The pooled sensitivities of the SDB when measuring G6PD activity <30% of normal were 0.82 (95% confidence interval [CI]: 0.72-0.89) for capillary and 0.93 (95% CI: 0.75-0.99) for venous blood samples. The corresponding values for measuring <70% G6PD activity were 0.93 (95% CI: 0.67-0.99) and 0.89 (95% CI: 0.73-0.96), respectively. The pooled specificity of the SDB was high (>96%) for all blood samples and G6PD activity thresholds. Irrespective of the blood samples and thresholds applied, sensitivity of the CSA did not exceed 62%, although specificity remained high at both 30% and 70% thresholds (>88%). Only one study each for CSW and FBA was included. Sensitivities of the CSW were 0.04 (95% CI: 0.01-0.14) and 0.81 (95% CI: 0.71-0.89) at the 30% and 70% thresholds, respectively (venous blood samples). Sensitivities of the FBA were 1.00 (95% CI: 0.29-1.00) and 0.75 (95% CI: 0.19-0.99) at the 30% and 70% thresholds (venous blood samples). Specificities of the CSW and FBA were consistently high (>90%) at both thresholds. Accuracy of the SDB was higher in females at the 30% cut-off (OR: 3.49, p=0.002) and lower in malaria patients at the 70% cut-off (OR: 0.59, p = 0.005).
The SDB performed better than other PoCs. More evidence was available for the performance of the SDB compared to other PoCs, giving higher confidence in its utility in diagnosing G6PD deficiency.
葡萄糖-6-磷酸脱氢酶(G6PD)缺乏是使用8-氨基喹啉(8AQ)治疗后发生严重溶血的主要危险因素。世界卫生组织建议在基于8AQ的灭疟原虫治疗前进行G6PD检测。

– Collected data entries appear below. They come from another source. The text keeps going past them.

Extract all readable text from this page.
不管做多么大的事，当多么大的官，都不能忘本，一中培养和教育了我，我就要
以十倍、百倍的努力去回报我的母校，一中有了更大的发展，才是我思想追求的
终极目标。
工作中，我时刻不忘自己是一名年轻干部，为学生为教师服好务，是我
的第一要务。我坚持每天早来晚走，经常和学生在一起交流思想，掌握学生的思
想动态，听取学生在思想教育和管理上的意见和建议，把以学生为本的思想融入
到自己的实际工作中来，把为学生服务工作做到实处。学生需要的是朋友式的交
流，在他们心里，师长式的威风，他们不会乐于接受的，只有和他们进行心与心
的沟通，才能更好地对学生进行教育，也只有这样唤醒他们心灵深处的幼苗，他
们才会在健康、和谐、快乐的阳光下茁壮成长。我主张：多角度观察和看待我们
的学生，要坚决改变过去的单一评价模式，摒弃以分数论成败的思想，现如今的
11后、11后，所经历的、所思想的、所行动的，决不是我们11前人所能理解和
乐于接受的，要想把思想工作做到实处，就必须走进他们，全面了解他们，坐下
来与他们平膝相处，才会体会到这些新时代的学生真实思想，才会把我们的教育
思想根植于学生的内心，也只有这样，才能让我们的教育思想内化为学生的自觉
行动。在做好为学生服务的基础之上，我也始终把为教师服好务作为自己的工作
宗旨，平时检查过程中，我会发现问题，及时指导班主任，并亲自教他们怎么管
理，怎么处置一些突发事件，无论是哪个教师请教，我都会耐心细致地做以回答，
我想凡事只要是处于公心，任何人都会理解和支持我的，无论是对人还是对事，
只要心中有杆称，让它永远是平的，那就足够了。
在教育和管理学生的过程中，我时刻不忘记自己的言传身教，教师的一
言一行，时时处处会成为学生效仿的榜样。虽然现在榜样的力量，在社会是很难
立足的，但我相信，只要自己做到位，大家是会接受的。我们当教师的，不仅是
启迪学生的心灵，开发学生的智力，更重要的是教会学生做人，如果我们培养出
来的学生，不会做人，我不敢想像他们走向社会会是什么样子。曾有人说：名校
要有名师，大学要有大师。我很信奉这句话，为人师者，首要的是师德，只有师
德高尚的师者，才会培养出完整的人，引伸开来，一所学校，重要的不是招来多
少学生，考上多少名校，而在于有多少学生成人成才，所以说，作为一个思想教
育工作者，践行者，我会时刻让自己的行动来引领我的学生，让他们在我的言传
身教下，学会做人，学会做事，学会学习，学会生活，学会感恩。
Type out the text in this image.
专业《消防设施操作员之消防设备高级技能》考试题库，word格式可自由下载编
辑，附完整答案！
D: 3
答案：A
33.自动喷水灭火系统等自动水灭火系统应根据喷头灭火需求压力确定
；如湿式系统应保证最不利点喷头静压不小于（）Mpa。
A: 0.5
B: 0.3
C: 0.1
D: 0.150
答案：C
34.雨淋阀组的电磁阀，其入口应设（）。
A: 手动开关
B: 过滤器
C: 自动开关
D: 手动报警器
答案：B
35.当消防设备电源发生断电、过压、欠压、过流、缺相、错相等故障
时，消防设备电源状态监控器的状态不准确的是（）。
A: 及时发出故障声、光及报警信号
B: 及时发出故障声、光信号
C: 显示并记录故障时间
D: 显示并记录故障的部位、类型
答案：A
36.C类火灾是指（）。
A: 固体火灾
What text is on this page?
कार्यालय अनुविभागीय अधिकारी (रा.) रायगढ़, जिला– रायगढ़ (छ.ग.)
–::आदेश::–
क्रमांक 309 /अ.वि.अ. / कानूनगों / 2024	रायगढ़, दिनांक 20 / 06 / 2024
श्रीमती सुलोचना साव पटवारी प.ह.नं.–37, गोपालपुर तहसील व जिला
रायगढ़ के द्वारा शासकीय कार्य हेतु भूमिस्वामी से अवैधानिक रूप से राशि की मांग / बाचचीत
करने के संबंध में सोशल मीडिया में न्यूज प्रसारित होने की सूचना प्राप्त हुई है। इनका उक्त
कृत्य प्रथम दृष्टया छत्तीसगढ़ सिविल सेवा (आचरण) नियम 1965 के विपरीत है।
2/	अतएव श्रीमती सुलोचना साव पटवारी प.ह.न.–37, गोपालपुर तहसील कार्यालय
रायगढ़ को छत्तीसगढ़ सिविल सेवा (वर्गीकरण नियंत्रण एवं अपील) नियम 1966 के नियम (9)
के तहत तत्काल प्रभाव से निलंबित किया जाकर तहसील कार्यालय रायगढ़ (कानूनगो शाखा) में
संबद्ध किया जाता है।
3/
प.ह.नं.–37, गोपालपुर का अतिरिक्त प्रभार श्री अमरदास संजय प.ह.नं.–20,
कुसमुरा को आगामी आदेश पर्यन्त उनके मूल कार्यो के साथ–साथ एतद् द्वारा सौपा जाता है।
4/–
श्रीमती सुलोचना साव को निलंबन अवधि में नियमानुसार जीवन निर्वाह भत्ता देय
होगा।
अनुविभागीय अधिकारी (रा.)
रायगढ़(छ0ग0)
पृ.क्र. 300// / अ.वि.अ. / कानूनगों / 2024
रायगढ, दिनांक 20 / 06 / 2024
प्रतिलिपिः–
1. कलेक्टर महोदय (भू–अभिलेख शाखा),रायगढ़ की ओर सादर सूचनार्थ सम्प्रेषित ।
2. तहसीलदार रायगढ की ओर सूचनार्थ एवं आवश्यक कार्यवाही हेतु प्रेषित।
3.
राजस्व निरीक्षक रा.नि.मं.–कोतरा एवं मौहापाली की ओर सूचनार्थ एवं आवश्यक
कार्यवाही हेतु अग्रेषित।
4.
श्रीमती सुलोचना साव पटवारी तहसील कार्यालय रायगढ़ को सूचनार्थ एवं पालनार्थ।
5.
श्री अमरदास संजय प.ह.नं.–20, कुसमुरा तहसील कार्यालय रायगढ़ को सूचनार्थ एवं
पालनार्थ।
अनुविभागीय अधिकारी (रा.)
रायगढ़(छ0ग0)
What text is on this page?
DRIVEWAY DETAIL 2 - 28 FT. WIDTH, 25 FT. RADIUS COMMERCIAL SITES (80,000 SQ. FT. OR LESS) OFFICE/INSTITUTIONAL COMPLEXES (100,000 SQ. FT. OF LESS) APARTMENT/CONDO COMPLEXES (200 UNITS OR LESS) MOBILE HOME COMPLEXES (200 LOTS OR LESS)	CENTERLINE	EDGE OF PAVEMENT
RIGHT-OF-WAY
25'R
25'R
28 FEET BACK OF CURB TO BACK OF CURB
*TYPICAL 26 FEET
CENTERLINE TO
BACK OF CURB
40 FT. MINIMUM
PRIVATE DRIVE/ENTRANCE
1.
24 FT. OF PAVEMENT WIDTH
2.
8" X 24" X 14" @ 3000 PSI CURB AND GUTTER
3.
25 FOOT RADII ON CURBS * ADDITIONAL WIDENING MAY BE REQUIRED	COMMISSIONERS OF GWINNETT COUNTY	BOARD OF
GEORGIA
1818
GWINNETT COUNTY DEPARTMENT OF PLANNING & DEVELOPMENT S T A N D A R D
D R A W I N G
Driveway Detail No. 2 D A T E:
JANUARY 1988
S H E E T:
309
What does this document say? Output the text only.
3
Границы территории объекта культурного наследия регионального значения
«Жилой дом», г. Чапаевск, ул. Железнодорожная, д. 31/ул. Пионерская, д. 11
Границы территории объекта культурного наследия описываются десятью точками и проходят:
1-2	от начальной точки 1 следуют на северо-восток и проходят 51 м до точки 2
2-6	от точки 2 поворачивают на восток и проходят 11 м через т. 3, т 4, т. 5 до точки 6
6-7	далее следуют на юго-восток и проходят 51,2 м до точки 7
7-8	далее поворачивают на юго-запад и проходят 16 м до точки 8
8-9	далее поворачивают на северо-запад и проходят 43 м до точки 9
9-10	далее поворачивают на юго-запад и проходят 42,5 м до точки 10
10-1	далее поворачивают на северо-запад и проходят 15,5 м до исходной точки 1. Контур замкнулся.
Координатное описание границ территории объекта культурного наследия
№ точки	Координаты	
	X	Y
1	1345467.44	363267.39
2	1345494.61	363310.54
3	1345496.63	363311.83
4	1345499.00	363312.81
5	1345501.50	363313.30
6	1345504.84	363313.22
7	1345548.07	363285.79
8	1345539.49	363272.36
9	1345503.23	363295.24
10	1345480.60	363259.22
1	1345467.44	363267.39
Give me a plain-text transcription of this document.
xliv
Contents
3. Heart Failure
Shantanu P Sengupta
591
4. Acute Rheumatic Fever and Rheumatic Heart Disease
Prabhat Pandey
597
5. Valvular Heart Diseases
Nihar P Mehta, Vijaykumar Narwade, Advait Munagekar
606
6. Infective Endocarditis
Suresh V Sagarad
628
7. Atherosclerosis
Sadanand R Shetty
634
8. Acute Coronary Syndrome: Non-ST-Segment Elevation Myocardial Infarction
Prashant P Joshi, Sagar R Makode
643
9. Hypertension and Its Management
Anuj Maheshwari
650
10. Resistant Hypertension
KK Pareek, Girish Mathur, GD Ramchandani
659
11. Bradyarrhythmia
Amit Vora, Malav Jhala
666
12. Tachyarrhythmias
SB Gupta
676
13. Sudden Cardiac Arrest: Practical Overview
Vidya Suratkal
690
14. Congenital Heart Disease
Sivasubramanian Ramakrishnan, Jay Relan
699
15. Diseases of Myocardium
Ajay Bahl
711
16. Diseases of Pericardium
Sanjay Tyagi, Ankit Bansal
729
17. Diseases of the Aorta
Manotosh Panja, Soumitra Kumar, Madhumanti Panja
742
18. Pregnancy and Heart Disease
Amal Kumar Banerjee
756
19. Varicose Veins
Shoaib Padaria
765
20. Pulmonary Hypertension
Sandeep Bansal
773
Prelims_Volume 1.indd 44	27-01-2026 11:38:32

我们对市售定量即时诊断(PoC)与参考分光光度法的性能进行了个体水平的荟萃分析。系统文献检索(PROSPERO:CRD42022330733)共识别出595篇文章,其中16篇(2.7%)符合预定义的纳入标准并纳入分析,另外还有4个数据集。总共分析了12,678对测量值,其中10,446对(82.4%)通过标准G6PD检测(SD生物传感器,韩国,[SDB]),2,042对(16.1%)通过CareStart G6PD生物传感器(AccessBio,美国,[CSA]),150对(1.2%)通过CareStart生物传感器(WellsBio,韩国[CSW]),40对(0.3%)通过FINDER(Baebies,美国,[FBA])。
当测量G6PD活性低于正常水平的30%时,SDB在毛细血管血中的合并敏感性为0.82(95%置信区间[CI]:0.72 - 0.89),在静脉血样本中为0.93(95% CI:0.75 - 0.99)。测量G6PD活性低于70%时的相应值分别为0.93(95% CI:0.67 - 0.99)和0.89(95% CI:0.73 - 0.96)。对于所有血样和G6PD活性阈值,SDB的合并特异性均较高(>96%)。无论使用何种血样和阈值,CSA的敏感性均未超过62%,尽管在30%和70%阈值时特异性均较高(>88%)。CSW和FBA各仅纳入一项研究。CSW在30%和70%阈值(静脉血样本)时的敏感性分别为0.04(95% CI:0.01 - 0.14)和0.81(95% CI:0.71 - 0.89)。FBA在30%和70%阈值(静脉血样本)时的敏感性分别为1.00(95% CI:0.29 - 1.00)和0.75(95% CI:0.19 - 0.99)。CSW和FBA在两个阈值下的特异性均始终较高(>90%)。在30%的临界值时,SDB在女性中的准确性较高(OR:3.49,p = 0.002),在70%的临界值时,在疟疾患者中的准确性较低(OR:0.59,p = 0.005)。
SDB的性能优于其他即时诊断方法。与其他即时诊断方法相比,有更多关于SDB性能的证据,这使其在诊断G6PD缺乏症方面的实用性更具可信度。